Das Geheimnis dieser Selbstheilung ist ein Phänomen, das als Kaltschweißen bezeichnet wird. Metalle werden durch metallische Bindungen zusammengehalten, bei denen sich die äußersten Elektronen jedes Atoms frei in der Gesamtstruktur des Materials bewegen können. Das bedeutet, dass zwei flache, saubere Metallstücke miteinander verschmelzen können, wenn sie in Kontakt kommen. Die Natur metallischer Bindungen bedeutet, dass es für die Atome und freien Elektronen in jedem Metallstück keinen Unterschied zwischen den beiden Teilen gibt und sie sich so verhalten, als wären sie ein einziges verbundenes Stück.
Kaltschweißen kommt im Alltag normalerweise nicht vor, da Metalle häufig mit Schichten aus Oxiden und anderen Verunreinigungen überzogen sind, die dies verhindern. Es kann jedoch zu Problemen im Weltraum führen – beispielsweise konnte sich die Hochleistungsantenne der NASA-Sonde Galileo zum Jupiter 1991 nicht vollständig öffnen, weil Teile davon durch Kaltschweißen miteinander verschmolzen waren.
Wissenschaftler wissen, dass es beim Zusammenpressen von Metallen zu Kaltverschweißungen kommen kann. Im Jahr 2013 legten jedoch Computersimulationen des Materialwissenschaftlers Michael Demkowicz, damals am MIT, und des damaligen Doktoranden Guoqiang Xu nahe, dass Kaltschweißen mikroskopische Risse auch ohne Kompression heilen könnte. Die neuen Erkenntnisse stützen diese frühere Arbeit.
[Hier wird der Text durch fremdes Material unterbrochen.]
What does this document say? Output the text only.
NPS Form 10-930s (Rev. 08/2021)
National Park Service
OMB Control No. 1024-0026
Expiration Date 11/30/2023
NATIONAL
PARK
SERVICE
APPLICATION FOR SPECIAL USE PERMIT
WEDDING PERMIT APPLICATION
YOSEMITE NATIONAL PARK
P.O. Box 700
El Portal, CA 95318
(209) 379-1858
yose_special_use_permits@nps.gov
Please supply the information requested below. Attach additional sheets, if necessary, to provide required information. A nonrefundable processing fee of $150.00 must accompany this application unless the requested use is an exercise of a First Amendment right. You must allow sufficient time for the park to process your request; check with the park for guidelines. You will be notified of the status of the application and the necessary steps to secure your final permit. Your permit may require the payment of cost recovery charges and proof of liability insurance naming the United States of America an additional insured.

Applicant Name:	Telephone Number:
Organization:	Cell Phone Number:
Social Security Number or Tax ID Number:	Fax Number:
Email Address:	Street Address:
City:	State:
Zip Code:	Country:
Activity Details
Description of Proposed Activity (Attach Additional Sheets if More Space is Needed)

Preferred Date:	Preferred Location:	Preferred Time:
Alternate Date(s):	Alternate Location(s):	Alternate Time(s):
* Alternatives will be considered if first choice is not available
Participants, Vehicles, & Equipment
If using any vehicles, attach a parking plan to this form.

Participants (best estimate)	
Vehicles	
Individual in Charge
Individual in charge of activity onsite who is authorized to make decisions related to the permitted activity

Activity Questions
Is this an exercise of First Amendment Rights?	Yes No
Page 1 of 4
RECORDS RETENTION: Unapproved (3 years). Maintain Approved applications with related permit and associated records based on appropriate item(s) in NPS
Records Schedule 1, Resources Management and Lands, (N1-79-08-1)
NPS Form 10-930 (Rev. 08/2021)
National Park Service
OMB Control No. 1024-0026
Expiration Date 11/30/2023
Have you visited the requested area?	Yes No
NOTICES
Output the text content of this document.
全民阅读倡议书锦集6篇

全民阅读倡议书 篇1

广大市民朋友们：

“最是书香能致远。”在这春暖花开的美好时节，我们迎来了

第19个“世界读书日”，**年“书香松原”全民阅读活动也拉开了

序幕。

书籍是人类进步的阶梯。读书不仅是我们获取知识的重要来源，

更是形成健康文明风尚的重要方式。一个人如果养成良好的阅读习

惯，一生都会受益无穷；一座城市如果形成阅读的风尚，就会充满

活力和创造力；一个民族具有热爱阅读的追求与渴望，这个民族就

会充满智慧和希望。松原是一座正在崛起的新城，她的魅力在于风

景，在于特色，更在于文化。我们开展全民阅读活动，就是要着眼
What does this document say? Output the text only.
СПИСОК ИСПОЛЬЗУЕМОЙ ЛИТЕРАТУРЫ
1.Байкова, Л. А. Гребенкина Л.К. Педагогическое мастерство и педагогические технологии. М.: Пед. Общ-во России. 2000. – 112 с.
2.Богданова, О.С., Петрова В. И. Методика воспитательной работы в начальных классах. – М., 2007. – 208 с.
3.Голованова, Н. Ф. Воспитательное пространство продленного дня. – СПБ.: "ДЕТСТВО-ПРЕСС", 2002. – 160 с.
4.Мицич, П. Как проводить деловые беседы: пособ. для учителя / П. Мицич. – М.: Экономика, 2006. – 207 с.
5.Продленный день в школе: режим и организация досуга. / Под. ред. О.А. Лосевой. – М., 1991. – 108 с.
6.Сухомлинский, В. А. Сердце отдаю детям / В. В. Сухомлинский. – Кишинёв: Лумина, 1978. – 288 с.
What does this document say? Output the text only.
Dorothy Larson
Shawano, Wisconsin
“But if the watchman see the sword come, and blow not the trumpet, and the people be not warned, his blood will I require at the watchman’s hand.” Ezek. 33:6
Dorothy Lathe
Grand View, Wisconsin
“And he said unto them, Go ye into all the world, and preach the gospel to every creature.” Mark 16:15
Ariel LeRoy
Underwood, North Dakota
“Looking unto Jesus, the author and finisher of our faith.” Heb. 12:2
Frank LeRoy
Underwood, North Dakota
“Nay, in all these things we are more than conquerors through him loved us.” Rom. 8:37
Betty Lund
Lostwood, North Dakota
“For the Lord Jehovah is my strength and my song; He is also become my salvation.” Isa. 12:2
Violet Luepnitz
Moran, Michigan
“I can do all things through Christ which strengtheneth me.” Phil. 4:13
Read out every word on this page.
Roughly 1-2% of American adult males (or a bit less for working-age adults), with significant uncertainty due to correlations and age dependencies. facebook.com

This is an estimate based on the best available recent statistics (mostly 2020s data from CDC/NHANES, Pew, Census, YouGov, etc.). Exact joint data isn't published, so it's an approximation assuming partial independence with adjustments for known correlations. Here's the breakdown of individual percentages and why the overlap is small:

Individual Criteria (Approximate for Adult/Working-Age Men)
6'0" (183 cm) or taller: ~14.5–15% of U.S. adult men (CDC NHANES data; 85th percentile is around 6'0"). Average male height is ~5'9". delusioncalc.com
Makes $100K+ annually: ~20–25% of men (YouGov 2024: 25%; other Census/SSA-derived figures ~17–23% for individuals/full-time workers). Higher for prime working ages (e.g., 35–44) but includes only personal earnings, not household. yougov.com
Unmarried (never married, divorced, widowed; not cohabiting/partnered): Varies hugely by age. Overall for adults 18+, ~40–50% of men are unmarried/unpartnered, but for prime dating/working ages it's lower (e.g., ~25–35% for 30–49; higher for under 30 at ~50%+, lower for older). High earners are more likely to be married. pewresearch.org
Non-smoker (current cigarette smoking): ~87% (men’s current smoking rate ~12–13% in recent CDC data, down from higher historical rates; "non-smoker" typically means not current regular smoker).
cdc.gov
„Ich war gespannt, wie eine solch kontraintuitive Vorhersage experimentell bestätigt wurde“, sagt Demkowicz, jetzt an der Texas A&M University in College Station.
Boyce warnt: „Das war kein großer Riss und er hat sich nicht vollständig von selbst verheilt.“ Es handelte sich um einen mikroskopisch kleinen Riss, der nur an der Rissspitze von selbst heilte.“
Dennoch könnte die Fähigkeit von Metall, selbst einen mikroskopisch kleinen Riss selbst zu heilen, Anwendung finden. „Jeder Schaden beginnt im Nanomaßstab“, sagt Demkowicz, Co-Senior-Autor der neuen Studie. „Wenn wir Risse heilen können, solange sie noch klein sind, können wir Schäden im Keim ersticken.“
Die Wissenschaftler wollen nun herausfinden, ob diese Selbstheilung an der Luft statt im Vakuum und in Legierungen wie Stahl stattfinden kann, sagt Boyce. Letztlich wolle man Materialien entwerfen, die sich diesen Effekt gezielt zunutze machen, fügt er hinzu.
Die Forscher erläuterten ihre Ergebnisse am 19. Juli in der Zeitschrift Nature.